Oleh
HASBULLAH THABRANY
Ada apa
dengan tiga negara tersebut? Menurut data Bank Dunia, Indonesia memiliki
pendapatan per kapita di atas 3.650 dollar AS per tahun (2014), sebuah negara
kelas menengah bawah (low middle income country).
Angka
kemiskinan “hanya” 11,3 persen dari penduduk dan 100 persen anak usia sekolah
sudah duduk di bangku sekolah dasar (SD). Sudan juga merupakan negara kelas
menengah bawah dengan pendapatan per kapita separuh dari Indonesia (1.740
dollar AS), tetapi 46,5 persen penduduknya tergolong miskin dan baru 70 persen
anak usia sekolah yang duduk di bangku SD. Somalia adalah negara miskin di
Afrika yang berpendapatan per kapita hanya 150 dollar AS. Hanya 29 persen
penduduk usia sekolah yang duduk di bangku SD dan angka kemiskinan lebih dari
separuh penduduknya.
Atlas tembakau 2015 WHO - FCTC (Sumber: GTTS WHO)
Jelas sekali
perbedaan di antara ketiga negara tersebut. Apa yang menarik? Menurut Atlas
Tembakau yang baru dirilis
Organisasi
Kesehatan Dunia, ketiga negara itu mempunyai warna yang sama. Hanya ada
satu negara di Asia yang mempunya warna abu-abu, yaitu Indonesia. Di Benua
Eropa dan benua Amerika (Utara dan Selatan) tidak ada negara yang berwarna
abu-abu. Di Benua Afrika, ada empat negara berwarna abu-abu, sama dengan
Indonesia, yaitu Afrika Barat, Eritrea, Sudan, dan Somali.
Seluruh
negara maju dan berbudaya tinggi sudah berwarna merah, kecuali Amerika Serikat.

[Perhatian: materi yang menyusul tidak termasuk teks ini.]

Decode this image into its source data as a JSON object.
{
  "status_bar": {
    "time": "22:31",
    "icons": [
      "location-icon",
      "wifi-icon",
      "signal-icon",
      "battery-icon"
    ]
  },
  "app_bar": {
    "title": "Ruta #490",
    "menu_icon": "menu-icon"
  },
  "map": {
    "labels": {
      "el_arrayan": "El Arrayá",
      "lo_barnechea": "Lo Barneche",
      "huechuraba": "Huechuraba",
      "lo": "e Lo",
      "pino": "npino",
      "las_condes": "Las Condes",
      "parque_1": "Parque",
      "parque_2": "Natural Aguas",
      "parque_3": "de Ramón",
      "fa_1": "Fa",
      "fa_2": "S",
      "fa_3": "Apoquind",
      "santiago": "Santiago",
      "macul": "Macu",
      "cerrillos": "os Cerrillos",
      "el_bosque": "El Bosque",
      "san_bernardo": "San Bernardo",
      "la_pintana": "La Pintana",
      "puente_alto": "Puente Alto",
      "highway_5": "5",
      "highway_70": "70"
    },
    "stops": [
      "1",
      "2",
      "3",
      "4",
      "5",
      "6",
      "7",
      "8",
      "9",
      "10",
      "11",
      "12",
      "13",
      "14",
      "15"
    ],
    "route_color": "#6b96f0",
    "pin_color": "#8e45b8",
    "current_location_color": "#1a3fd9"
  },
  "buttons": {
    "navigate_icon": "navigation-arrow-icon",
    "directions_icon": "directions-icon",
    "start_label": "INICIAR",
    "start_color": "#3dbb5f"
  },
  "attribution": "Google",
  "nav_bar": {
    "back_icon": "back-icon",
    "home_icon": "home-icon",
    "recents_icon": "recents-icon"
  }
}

Namun, Amerika Serikat tidak berwarna abu-abu, sudah berwarna oranye, sudah
ikut tanda tangan.
Apa artinya?
Sebanyak 180 negara di dunia telah menandatangani/aksesi FCTC, Framework Convention on Tobacco Control,
suatu kesepakatan negara untuk melindungi rakyatnya dari risiko konsumsi
tembakau. Seluruh negara maju, negara menengah, dan negara berbudaya tinggi
telah berkomitmen melindungi rakyatnya dari risiko penyakit dan pemborosan
konsumsi rokok, kecuali Indonesia. Padahal, rakyat Indonesia paling berisiko.
Fakta tembakau Indonesia
Pergelutan
tentang tembakau di Indonesia seperti perang gerilya yang tiada henti.

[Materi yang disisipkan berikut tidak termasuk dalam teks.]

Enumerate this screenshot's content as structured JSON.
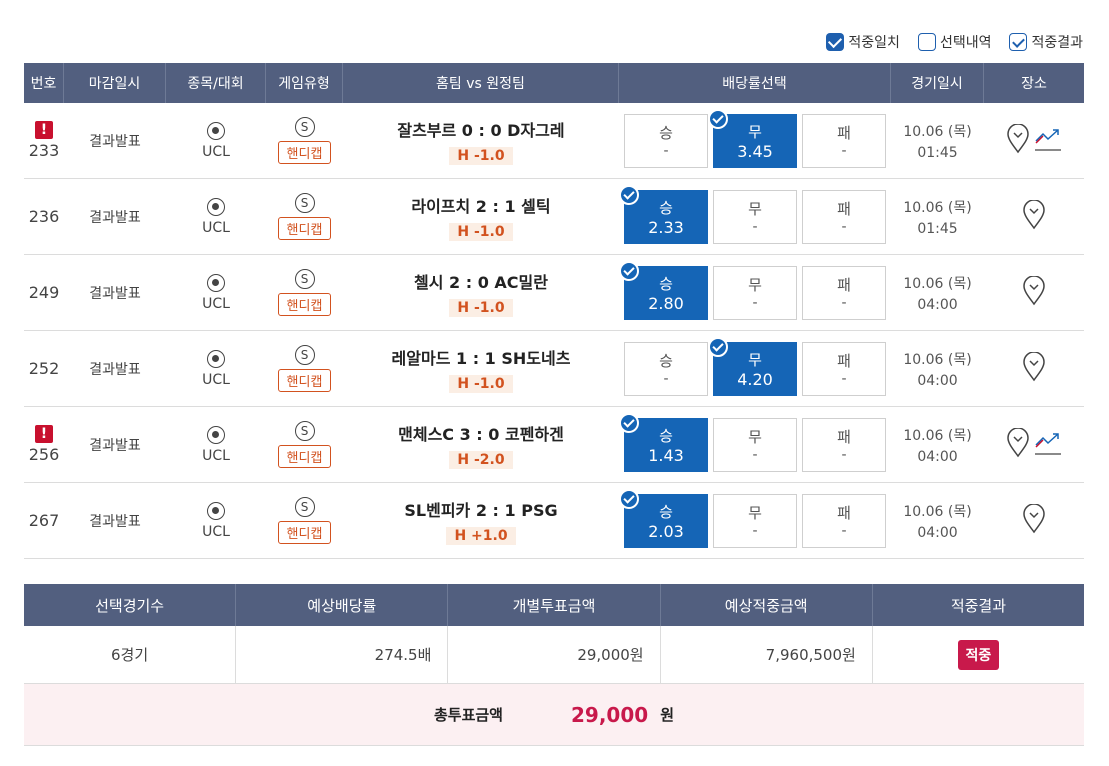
{
  "filters": [
    {
      "label": "적중일치",
      "state": "checked"
    },
    {
      "label": "선택내역",
      "state": "unchecked"
    },
    {
      "label": "적중결과",
      "state": "checked-outline"
    }
  ],
  "header": [
    "번호",
    "마감일시",
    "종목/대회",
    "게임유형",
    "홈팀 vs 원정팀",
    "배당률선택",
    "경기일시",
    "장소"
  ],
  "rows": [
    {
      "alert": true,
      "num": "233",
      "deadline": "결과발표",
      "league": "UCL",
      "s_label": "S",
      "type": "핸디캡",
      "match": "잘츠부르 0 : 0 D자그레",
      "handicap": "H -1.0",
      "odds": [
        {
          "label": "승",
          "value": "-",
          "selected": false
        },
        {
          "label": "무",
          "value": "3.45",
          "selected": true
        },
        {
          "label": "패",
          "value": "-",
          "selected": false
        }
      ],
      "date": "10.06 (목)",
      "time": "01:45",
      "chart": true
    },
    {
      "alert": false,
      "num": "236",
      "deadline": "결과발표",
      "league": "UCL",
      "s_label": "S",
      "type": "핸디캡",
      "match": "라이프치 2 : 1 셀틱",
      "handicap": "H -1.0",
      "odds": [
        {
          "label": "승",
          "value": "2.33",
          "selected": true
        },
        {
          "label": "무",
          "value": "-",
          "selected": false
        },
        {
          "label": "패",
          "value": "-",
          "selected": false
        }
      ],
      "date": "10.06 (목)",
      "time": "01:45",
      "chart": false
    },
    {
      "alert": false,
      "num": "249",
      "deadline": "결과발표",
      "league": "UCL",
      "s_label": "S",
      "type": "핸디캡",
      "match": "첼시 2 : 0 AC밀란",
      "handicap": "H -1.0",
      "odds": [
        {
          "label": "승",
          "value": "2.80",
          "selected": true
        },
        {
          "label": "무",
          "value": "-",
          "selected": false
        },
        {
          "label": "패",
          "value": "-",
          "selected": false
        }
      ],
      "date": "10.06 (목)",
      "time": "04:00",
      "chart": false
    },
    {
      "alert": false,
      "num": "252",
      "deadline": "결과발표",
      "league": "UCL",
      "s_label": "S",
      "type": "핸디캡",
      "match": "레알마드 1 : 1 SH도네츠",
      "handicap": "H -1.0",
      "odds": [
        {
          "label": "승",
          "value": "-",
          "selected": false
        },
        {
          "label": "무",
          "value": "4.20",
          "selected": true
        },
        {
          "label": "패",
          "value": "-",
          "selected": false
        }
      ],
      "date": "10.06 (목)",
      "time": "04:00",
      "chart": false
    },
    {
      "alert": true,
      "num": "256",
      "deadline": "결과발표",
      "league": "UCL",
      "s_label": "S",
      "type": "핸디캡",
      "match": "맨체스C 3 : 0 코펜하겐",
      "handicap": "H -2.0",
      "odds": [
        {
          "label": "승",
          "value": "1.43",
          "selected": true
        },
        {
          "label": "무",
          "value": "-",
          "selected": false
        },
        {
          "label": "패",
          "value": "-",
          "selected": false
        }
      ],
      "date": "10.06 (목)",
      "time": "04:00",
      "chart": true
    },
    {
      "alert": false,
      "num": "267",
      "deadline": "결과발표",
      "league": "UCL",
      "s_label": "S",
      "type": "핸디캡",
      "match": "SL벤피카 2 : 1 PSG",
      "handicap": "H +1.0",
      "odds": [
        {
          "label": "승",
          "value": "2.03",
          "selected": true
        },
        {
          "label": "무",
          "value": "-",
          "selected": false
        },
        {
          "label": "패",
          "value": "-",
          "selected": false
        }
      ],
      "date": "10.06 (목)",
      "time": "04:00",
      "chart": false
    }
  ],
  "summary": {
    "headers": [
      "선택경기수",
      "예상배당률",
      "개별투표금액",
      "예상적중금액",
      "적중결과"
    ],
    "games": "6경기",
    "odds": "274.5배",
    "bet": "29,000원",
    "expected": "7,960,500원",
    "result": "적중"
  },
  "total": {
    "label": "총투표금액",
    "amount": "29,000",
    "unit": "원"
  },
  "colors": {
    "header_bg": "#525f7f",
    "selected": "#1565b6",
    "alert": "#c8102e",
    "accent": "#c8194b",
    "handicap": "#d2521f"
  }
}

Perebutan uang bisnis bahan adiktif rokok
menafikan risiko masa dan produktivitas bangsa. Tahun lalu, rakyat
Indonesia membakar uang secara mubazir dengan mengonsumsi rokok sekitar Rp 300
triliun. Jika uang itu digunakan untuk mengirim putra terbaik bangsa bersekolah
master di Eropa dan Amerika, 800.000 orang dapat dibiayai.
Jika uang
itu dipakai untuk mengirim mahasiswa guna mengikuti program doktor, uang
sebesar itu cukup untuk beasiswa 250.000 calon doktor setahun. Bisa dibayangkan
dampak masa depan bangsa akan luar biasa hebat jika begitu banyak yang bergelar
doktor. Namun, uang sebanyak itu digunakan untuk membakar sekitar 340 miliar
batang rokok setahun.
Tertinggi di dunia
Indonesia
memang juara I di dunia dalam konsumsi rokok. Sebanyak 67 persen pria dewasa
merokok, frekuensi tertinggi di dunia. Juara selanjutnya adalah Rusia (61
persen), Banglades (58 persen), dan Tiongkok (53 persen). Kecuali Banglades,
Rusia dan Tiongkok juga juara dalam banyak persaingan kualitas pemudanya,
seperti lewat Olimpiade. Indonesia yang merupakan negara terbesar ketiga di
Asia dan terbesar di ASEAN hanya menempati urutan ke-17 ASEAN ASIAN
Games dan urutan kelima SEA Games. Jelas, tidak sebagus prestasi Rusia dan
Tiongkok.
Data survey
tembakau Indonesia (2011) menunjukkan bahwa 62 persen mahasiswa dan hampir 50
persen pelajar sekolah menengah atas merokok. Mereka akan berkontribusi besar
terhadap penghasilan industri rokok pada masa depan. Apakah uang konsumsi rokok
tersebut mengalir kepada petani dan buruh industri rokok? Data menunjukkan bahwa
tahun 2000 Indonesia memproduksi 217 miliar batang rokok dan tahun 2013
produksi rokok naik hampir dua kali lipat menjadi 341 miliar batang.
Data Badan
Pusat Statistik menunjukkan bahwa tahun 2000 kita mengimpor 16,6 persen
tembakau yang dikonsumsi. Tahun 2011, impor tembakau naik hampir lima kali
lipat menjadi 72,5 persen konsumsi. Rata-rata upah buruh rokok tidak mengalami
perbaikan dalam 15 tahun terakhir. Dibandingkan dengan rata-rata upah buruh di
seluruh industri, upah buruh rokok tetap saja rendah, yaitu sekitar 25 persen
upah industri lain. Jadi, kenaikan konsumsi dan belanja rokok tidak menaikkan
kesejahteraan buruh rokok dan petani tembakau. Industri yang menikmati.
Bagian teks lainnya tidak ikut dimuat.